Joshua Marima, head of engagement and investor relations at research firm Briter, believes that YC’s scaledown might impact the ability of founders to raise capital, but not in any way absolute as other accelerators and funding instruments are now operational on the continent. “Founders will feel the pinch of YC’s $500k being less available, but there are now several other sources of funding. We are also seeing several other international accelerators stepping up, such as the Techstars brand which recently announced an all-Africa cohort. Local accelerators are also being more deliberate,” he said in a chat with TechCabal.
Marima’s opinions are echoed by a reality in African tech: numerous founders are raising significant capital—$1 million and more—without going through Y Combinator. Local funds worth over $10 million, such as Microtraction Community Limited and LoftyInc Afropreneur Fund 3 are on the table for Africans. This was not the case when YC first began to invest in African startups. The ecosystem is maturing fast on the back of the “Africa rising” narrative, which continues to position the continent as a choice destination for local and global investors.
“There was an obvious funding gap when YC made its first strides on the continent. Nobody was writing big cheques for founders back then. I think YC contributed hugely to closing that gap as the case it today. Of course, we still need YC in the African tech picture, but no founder should ride with the idea that they cannot scale without YC’s ticket,” Oo Nwoye, TechCircle’s founder and longtime Africa tech pundit, said on a call with TechCabal.

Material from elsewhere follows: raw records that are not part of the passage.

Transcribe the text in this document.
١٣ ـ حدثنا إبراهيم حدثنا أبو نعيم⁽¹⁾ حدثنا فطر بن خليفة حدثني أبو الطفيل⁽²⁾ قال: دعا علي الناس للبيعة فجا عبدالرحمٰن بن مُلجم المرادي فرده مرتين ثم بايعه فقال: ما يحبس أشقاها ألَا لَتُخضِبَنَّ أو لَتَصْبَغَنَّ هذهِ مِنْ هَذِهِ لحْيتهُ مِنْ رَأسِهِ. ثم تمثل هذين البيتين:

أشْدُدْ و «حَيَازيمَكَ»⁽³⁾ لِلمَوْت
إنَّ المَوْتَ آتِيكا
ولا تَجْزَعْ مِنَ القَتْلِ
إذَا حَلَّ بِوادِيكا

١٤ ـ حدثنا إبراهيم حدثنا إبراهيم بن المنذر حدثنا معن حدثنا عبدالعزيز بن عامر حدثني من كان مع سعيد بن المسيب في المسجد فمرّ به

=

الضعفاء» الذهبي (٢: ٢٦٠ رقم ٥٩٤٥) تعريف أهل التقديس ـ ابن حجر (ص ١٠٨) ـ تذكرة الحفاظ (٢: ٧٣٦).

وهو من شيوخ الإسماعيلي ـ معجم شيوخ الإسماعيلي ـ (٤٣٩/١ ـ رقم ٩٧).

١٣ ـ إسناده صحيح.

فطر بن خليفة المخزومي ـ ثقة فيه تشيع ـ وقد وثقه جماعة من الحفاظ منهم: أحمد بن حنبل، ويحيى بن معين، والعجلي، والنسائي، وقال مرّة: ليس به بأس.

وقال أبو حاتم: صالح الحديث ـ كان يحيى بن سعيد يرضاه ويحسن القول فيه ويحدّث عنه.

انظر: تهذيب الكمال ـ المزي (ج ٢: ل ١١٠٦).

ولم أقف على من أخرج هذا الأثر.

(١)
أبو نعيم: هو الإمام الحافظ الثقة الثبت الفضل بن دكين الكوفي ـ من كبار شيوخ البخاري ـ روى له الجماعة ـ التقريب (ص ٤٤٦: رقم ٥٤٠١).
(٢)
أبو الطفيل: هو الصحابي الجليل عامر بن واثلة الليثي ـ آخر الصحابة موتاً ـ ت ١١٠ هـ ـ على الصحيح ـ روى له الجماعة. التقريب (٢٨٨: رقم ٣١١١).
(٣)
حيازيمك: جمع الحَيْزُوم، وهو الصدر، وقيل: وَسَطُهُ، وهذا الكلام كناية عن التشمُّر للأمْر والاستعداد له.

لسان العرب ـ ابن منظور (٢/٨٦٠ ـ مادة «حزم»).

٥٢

This gap Nwoye speaks about is recognised by global accelerator Techstars, whose CEO, Maelle Gavet, predicts that Africa will leapfrog Western Europe this year by producing more tech-powered startups. Bridging this funding gap is a priority for Techstars, demonstrated by their decision to set up shop in Lagos, Nigeria. The ARM Labs Lagos Techstars Accelerator’s head, Oyin Solebo, spoke to TechCabal for this piece. “I can’t comment on YC, but what I can tell you is that we [Techstars] continue to believe in the strength and potential of African entrepreneurs. This belief is supported by the result of our recent State of Innovation Research report, which demonstrates an increasing belief in innovation coming from Africa…and the importance of accelerators for the African ecosystem,” she said.
The way forward
There are arguments that it is probably too early to confirm YC’s scaledown in Africa—especially as their reduced footprint is at a global level (only in the US did they up their game). The perceived retreat can be attributed to several factors, including the prevalent macroeconomic headwinds and a general drop in investor appetite. There’s also the possibility that YC is cautious about punching above its weight in less stable markets outside the US, its home country and, perhaps, most understood market. Whatever the case is, it remains clear that accelerators are critical to building Africa’s technology ecosystem. Local stakeholders such as Flat6Labs and CcHub are doing the work around building high-value accelerator programmes. This should continue as startups multiply across the continent, bolstered by the successes of precedents.